According to John Miller, the author of Yesterday's New: Why Canada's Daily Newspapers are Failing Us, Fisher “has a reputation as a corporate hatchet man, having presided over many staff-reduction programs starting with the mass firing he carried out as new publisher of the Kingston Whig-Standard in 1994.” Fisher defended those cuts as necessary, as were subsequent staff reductions he made at the National Post and the recent downsizing at PNG. “The restructuring we have done has taken out of the newsrooms production work,” he said. “It’s not work that journalists do. There’s a digital evolution under way, and we’d be crazy to ignore it.” He insisted that both the Sun and Province will continue to publish in print and added there are no plans to close one newspaper or to merge them into one publication. “I didn’t come here to do that,” he said.
            
While hard times have definitely visited the newspaper business with the advent of the Internet and the recent recession, there’s only one small problem with Postmedia pleading poverty. It is actually making very healthy profits. Its latest quarterly report shows that it made $32.8 million in its third quarter on $191.8 million in revenues, for a tidy profit margin of 17 percent. It’s right there on page 2. That’s an enviable rate of return, given that the average profit margin of a Fortune 500 company is 4.7 percent. But it’s not quite as good as Postmedia did last year, when its return on revenue was 17.3 percent, and not nearly as good as in 2011, when it raked in profits at a rate of 19.7 percent. Postmedia reported that it suffered an operating loss of $95 million last quarter, but that figure is only arrived at by subtracting from its earnings some extraordinary and even imaginary expenses. Restructuring costs of $16.8 million included severance packages incurred in jettisoning staff, which will save the company money in the long term.  Most of Postmedia’s supposed operating loss, however, comes from a $93.9 million “impairment” charge that resulted from a reduced valuation of the company’s worth. Far from bleeding red ink, the company turns out to be well into the black, just not farenough for some

That could prove problematic in convincing Sun and Province press operators to make the kinds of concessions PNG is apparently looking for. The company has given Unifor, the new union created by the recent merger of the Communication, Energy and Paperworkers Union and the Canadian Auto Workers, until November 18 to come up with agreement that would see construction of a new, more efficient printing plant that reduces costs by up to three quarters. The company has already entered into a contract with an outside company to print the Sun and Province starting in early 2015, but it will not go into effect if the company and union reach a deal.

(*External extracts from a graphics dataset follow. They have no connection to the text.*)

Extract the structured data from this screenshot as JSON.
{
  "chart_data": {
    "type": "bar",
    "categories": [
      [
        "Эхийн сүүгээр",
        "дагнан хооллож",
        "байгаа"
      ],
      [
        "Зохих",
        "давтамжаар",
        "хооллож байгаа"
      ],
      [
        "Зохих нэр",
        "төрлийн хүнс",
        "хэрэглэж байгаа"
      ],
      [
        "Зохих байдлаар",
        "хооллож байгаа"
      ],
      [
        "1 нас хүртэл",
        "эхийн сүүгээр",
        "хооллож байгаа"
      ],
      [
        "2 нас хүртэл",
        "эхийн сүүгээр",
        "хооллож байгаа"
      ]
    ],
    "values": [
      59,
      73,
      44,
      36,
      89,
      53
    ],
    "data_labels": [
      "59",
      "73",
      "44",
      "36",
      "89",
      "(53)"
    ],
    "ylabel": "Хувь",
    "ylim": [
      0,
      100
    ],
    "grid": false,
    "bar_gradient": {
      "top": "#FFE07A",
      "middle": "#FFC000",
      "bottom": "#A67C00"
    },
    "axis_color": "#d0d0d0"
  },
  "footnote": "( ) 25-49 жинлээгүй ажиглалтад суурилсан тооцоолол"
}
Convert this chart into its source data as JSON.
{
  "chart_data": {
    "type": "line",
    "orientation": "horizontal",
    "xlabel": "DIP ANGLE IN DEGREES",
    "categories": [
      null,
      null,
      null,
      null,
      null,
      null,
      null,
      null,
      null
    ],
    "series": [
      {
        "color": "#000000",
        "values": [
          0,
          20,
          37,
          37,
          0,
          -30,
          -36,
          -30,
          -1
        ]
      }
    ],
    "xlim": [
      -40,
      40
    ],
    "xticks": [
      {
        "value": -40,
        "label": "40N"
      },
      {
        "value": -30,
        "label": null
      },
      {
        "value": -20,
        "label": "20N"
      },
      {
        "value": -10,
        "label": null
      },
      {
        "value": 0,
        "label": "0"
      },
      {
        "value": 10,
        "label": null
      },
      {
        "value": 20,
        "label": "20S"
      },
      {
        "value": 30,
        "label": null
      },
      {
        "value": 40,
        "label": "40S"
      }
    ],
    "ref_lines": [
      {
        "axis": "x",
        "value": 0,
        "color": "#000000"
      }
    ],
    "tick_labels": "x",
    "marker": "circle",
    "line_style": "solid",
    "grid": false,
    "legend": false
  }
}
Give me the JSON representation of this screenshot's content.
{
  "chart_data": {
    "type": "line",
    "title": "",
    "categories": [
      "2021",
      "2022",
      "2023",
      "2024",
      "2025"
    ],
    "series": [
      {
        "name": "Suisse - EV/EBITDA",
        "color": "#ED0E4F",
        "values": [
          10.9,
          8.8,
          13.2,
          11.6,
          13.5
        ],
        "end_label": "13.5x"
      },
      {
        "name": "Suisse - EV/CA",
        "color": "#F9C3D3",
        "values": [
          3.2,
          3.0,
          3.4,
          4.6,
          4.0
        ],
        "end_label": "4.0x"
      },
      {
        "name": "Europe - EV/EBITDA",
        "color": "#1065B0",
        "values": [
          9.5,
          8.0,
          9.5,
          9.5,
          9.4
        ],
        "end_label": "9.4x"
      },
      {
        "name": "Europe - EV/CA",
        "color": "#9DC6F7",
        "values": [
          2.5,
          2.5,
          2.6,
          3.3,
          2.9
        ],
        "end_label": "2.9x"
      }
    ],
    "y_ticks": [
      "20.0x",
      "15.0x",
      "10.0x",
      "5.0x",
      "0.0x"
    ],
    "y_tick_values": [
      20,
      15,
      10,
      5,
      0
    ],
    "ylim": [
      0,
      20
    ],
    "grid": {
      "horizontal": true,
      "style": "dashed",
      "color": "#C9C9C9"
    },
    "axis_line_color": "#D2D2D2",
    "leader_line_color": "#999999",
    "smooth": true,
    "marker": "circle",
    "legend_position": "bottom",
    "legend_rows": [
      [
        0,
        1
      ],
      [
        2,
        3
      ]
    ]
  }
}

Press operators once had one of the most militant of the unions at the dailies, which were shut down by strikes and lockouts seven times between 1967 and 1994. Restrictive manning clauses often required staffing levels on the presses that were well above what were required by advances in printing technology. The multitude of powerful unions at the Sun and Province were consolidated into one as the result of a company initiative in 1996. Work stoppages have been infrequent ever since, perhaps because a large, diverse union tends to be less militant than a small one with greater solidarity. It looks like Unifor might get its first big test fighting for the jobs of its 260 press operators at PNG.